Chicago Federal Reserve President Austan Goolsbee said on
Friday that the Fed's restrictive policy is "appropriate" given
economic strength and the slower-than-expected process of
bringing inflation down closer to its 2% target.
"The Fed is, like the rest of us, somewhat struggling with
the conflicting data," Green said. "Goolsbee generally tends to
be a fiscal dove."
Mounting tensions in the Middle East appeared to plateau
after Tehran downplayed Israel's retaliatory drone strike
against Iran, a move that seemed geared toward averting regional
escalation of the war.
The Dow Jones Industrial Average rose 137.44 points,
or 0.36%, to 37,912.82, the S&P 500 lost 16.07 points, or
0.32%, to 4,995.05 and the Nasdaq Composite dropped
151.86 points, or 0.97%, to 15,449.64.
European shares dipped to their lowest level in more than a
month as the prospect of Mideast turmoil escalating spooked
investors, despite some upbeat earnings results.
The pan-European STOXX 600 index lost 0.13% and
MSCI's gauge of stocks across the globe shed
0.45%.
Emerging market stocks lost 1.34%. MSCI's broadest index of
Asia-Pacific shares outside Japan closed 1.59%
lower, while Japan's Nikkei lost 2.66%.
Treasury yields inched lower on easing jitters over a
potential broadening of the Middle East conflict.
Benchmark 10-year notes last rose 8/32 in price
to yield 4.6166%, from 4.647% late on Thursday.
The 30-year bond last rose 14/32 in price to
yield 4.7158%, from 4.745% late on Thursday.

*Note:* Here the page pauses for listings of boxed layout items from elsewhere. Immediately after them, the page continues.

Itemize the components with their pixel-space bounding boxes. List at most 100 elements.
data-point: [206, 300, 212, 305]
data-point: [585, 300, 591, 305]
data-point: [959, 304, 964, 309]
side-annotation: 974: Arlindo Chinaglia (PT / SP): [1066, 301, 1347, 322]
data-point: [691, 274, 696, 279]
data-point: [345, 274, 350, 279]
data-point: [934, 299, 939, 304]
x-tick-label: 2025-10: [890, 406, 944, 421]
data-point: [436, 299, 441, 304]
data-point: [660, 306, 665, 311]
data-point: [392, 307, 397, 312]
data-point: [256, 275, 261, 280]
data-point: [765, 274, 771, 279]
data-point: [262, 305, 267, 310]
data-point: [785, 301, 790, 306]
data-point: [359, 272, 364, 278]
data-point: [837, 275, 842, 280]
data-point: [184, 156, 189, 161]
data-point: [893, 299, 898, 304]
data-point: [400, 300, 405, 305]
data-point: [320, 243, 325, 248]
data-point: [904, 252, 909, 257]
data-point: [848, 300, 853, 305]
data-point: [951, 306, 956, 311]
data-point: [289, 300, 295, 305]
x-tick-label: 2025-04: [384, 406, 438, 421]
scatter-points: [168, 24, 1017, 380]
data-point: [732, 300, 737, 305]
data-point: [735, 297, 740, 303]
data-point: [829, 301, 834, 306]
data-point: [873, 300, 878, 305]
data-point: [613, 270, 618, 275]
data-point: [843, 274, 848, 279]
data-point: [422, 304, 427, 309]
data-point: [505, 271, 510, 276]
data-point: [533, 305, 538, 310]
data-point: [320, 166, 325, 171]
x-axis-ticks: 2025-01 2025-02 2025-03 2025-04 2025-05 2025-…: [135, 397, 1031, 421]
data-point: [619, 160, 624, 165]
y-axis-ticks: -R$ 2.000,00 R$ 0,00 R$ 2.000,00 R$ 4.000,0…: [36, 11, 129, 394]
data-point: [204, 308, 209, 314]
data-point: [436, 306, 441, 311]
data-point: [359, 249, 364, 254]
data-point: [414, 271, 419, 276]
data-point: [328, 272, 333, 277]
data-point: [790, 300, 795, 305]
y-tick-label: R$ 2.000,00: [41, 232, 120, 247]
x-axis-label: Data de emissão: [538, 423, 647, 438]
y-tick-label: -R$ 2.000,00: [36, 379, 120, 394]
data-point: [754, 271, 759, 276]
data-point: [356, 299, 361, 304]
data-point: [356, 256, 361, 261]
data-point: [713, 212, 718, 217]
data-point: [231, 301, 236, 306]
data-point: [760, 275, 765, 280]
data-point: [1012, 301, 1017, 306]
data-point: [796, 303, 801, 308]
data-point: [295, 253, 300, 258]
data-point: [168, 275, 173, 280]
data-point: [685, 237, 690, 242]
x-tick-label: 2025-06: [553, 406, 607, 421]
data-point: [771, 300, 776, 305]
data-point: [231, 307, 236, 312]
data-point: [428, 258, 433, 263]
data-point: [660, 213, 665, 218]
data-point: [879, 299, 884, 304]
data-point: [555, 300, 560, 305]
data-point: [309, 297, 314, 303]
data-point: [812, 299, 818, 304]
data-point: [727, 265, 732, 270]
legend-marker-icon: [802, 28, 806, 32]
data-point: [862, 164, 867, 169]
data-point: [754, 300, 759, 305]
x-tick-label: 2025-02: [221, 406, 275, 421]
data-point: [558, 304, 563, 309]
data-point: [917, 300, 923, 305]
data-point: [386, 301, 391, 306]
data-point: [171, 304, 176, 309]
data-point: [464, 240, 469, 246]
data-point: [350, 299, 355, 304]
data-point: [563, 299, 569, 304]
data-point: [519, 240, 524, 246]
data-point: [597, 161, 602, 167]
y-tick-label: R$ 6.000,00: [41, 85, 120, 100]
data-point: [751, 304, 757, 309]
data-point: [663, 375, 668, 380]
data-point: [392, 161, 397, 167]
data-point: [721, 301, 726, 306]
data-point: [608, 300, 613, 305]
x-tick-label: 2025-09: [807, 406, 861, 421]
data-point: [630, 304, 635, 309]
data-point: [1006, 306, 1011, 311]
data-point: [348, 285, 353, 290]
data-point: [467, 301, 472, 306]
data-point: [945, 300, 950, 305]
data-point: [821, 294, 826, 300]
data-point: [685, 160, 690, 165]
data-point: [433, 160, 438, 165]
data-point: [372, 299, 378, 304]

The dollar lost ground as currency markets calmed down after
a flight to the Swiss Franc and the yen in
the wake of Israel's drone attack on Iran.
The dollar index fell 0.22%, with the euro up
0.23% to $1.0667.
The Japanese yen strengthened 0.05% versus the greenback at
154.59 per dollar. Sterling was last trading at $1.2429,
down 0.05% on the day.
Crude oil prices dipped earlier as supply concerns eased in
the wake of Iran's subdued response, but had recently reversed
course.
U.S. crude rose 0.81% to $83.40 per barrel and Brent
was last at $87.57, up 0.53% on the day.
Gold advanced, putting the safe-haven metal on track for its
fifth straight weekly gain.
Spot gold added 0.7% to $2,393.60 an ounce.